We started off by looking at Google Maps and instances where they'd messed up. It's interesting that Google Maps is so advanced yet has trouble understanding bridges...
Further interesting is how you can view remote places in the world that you would probably never otherwise get to see, such as the abandoned Hashima Island off the coast of Japan, which can be recognised from the latest James Bond film, Skyfall.
The island was used for coal mining, and was inhabited up until 1974 when the mine shut down, as was happening all over Japan.
It's crazy to be able to explore this distant and abandoned island almost as if you were actually there...
After looking at maps we moved onto tracking and the use of GPS technologies (which is, incidentally, what I'm currently writing my essay on.)
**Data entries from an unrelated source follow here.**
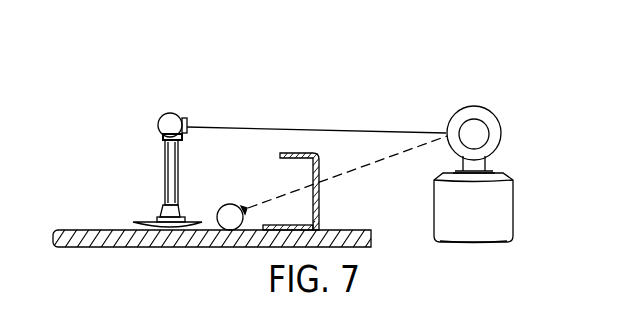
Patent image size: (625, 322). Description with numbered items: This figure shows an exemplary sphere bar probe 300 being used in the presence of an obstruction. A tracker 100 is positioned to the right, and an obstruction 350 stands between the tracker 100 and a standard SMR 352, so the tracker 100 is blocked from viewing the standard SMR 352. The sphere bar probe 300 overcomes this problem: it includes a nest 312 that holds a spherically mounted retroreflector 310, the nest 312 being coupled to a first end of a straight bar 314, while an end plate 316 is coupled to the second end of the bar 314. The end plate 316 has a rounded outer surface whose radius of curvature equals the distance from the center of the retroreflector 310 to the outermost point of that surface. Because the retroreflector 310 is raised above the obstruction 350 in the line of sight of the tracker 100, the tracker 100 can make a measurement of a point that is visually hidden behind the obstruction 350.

The tracker 100 is at (513, 212).
The sphere bar probe 300 is at (148, 84).
The spherically mounted retroreflector 310 is at (170, 120).
The nest 312 is at (164, 141).
The bar 314 is at (170, 183).
The end plate 316 is at (140, 223).
The obstruction 350 is at (319, 208).
The standard SMR 352 is at (227, 213).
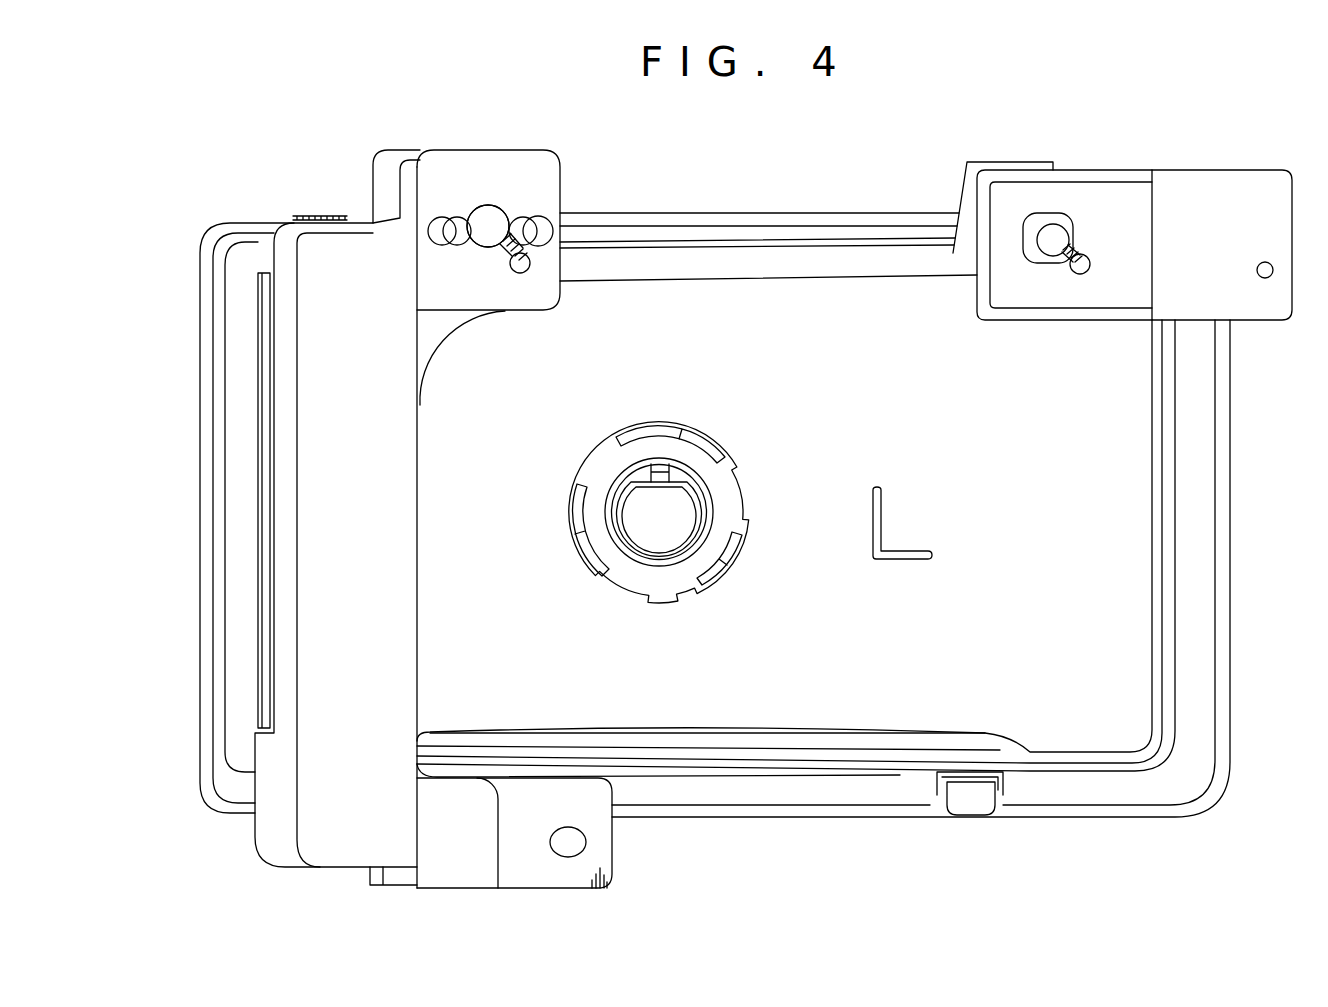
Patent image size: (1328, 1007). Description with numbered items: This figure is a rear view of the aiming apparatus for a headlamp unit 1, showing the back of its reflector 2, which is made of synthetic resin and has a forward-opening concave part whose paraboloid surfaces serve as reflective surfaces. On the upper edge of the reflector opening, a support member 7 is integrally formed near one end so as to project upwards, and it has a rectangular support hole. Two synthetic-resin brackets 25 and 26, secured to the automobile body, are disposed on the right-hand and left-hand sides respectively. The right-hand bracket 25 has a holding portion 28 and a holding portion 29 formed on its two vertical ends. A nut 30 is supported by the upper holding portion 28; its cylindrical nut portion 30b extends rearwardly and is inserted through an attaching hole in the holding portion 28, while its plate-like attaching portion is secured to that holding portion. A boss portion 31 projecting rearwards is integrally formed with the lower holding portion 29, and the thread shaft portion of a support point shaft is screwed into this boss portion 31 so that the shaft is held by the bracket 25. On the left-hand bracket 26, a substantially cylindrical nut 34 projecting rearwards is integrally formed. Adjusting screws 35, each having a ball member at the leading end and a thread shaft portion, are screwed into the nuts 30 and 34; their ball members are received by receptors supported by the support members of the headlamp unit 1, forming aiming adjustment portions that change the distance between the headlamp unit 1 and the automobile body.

The headlamp unit 1 is at (806, 177).
The reflector 2 is at (1232, 415).
The support member 7 is at (997, 162).
The bracket 25 is at (333, 240).
The bracket 26 is at (1183, 197).
The holding portion 28 is at (547, 160).
The holding portion 29 is at (612, 880).
The nut 30 is at (482, 205).
The nut portion 30b is at (502, 212).
The boss portion 31 is at (587, 843).
The nut 34 is at (1045, 217).
The adjusting screw 35 is at (523, 237).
While presenting a great opportunity for advertising and marketing, these new locative technologies are seen as invasive for many.
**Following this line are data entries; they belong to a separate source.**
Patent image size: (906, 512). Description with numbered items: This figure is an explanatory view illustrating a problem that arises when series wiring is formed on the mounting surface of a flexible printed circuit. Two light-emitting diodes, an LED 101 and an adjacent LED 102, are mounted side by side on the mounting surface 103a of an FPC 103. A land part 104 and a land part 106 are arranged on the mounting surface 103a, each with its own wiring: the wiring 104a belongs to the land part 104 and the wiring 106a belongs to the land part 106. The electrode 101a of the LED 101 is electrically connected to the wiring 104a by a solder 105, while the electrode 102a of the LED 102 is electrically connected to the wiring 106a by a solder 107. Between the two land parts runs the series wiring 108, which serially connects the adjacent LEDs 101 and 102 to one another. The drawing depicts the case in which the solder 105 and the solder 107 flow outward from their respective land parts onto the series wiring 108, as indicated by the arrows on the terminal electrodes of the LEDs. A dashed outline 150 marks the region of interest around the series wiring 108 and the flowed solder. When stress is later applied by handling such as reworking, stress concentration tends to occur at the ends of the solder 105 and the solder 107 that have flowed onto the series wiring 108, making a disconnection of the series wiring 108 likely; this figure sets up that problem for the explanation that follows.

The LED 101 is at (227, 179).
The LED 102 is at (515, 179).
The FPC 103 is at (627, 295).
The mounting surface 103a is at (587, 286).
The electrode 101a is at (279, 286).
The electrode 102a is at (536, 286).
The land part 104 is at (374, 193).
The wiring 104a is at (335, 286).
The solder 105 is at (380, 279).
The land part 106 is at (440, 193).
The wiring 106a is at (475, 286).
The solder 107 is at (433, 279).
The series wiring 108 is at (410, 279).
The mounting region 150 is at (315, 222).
For example, apparently police now able to use mobile phone tracking to track anyone...
However, some people are finding ways to rebel against this and to claim back a degree of privacy...
The iPhone tracker app is another way that people are taking back some control/agency over their use of these technologies.
After this week and all of the research I'm doing for my essay, I'm definitely starting to think more about issues of privacy and how our supposedly meaningless information is perhaps being used. I might now think twice before allowing random iPhone apps to access my location and information!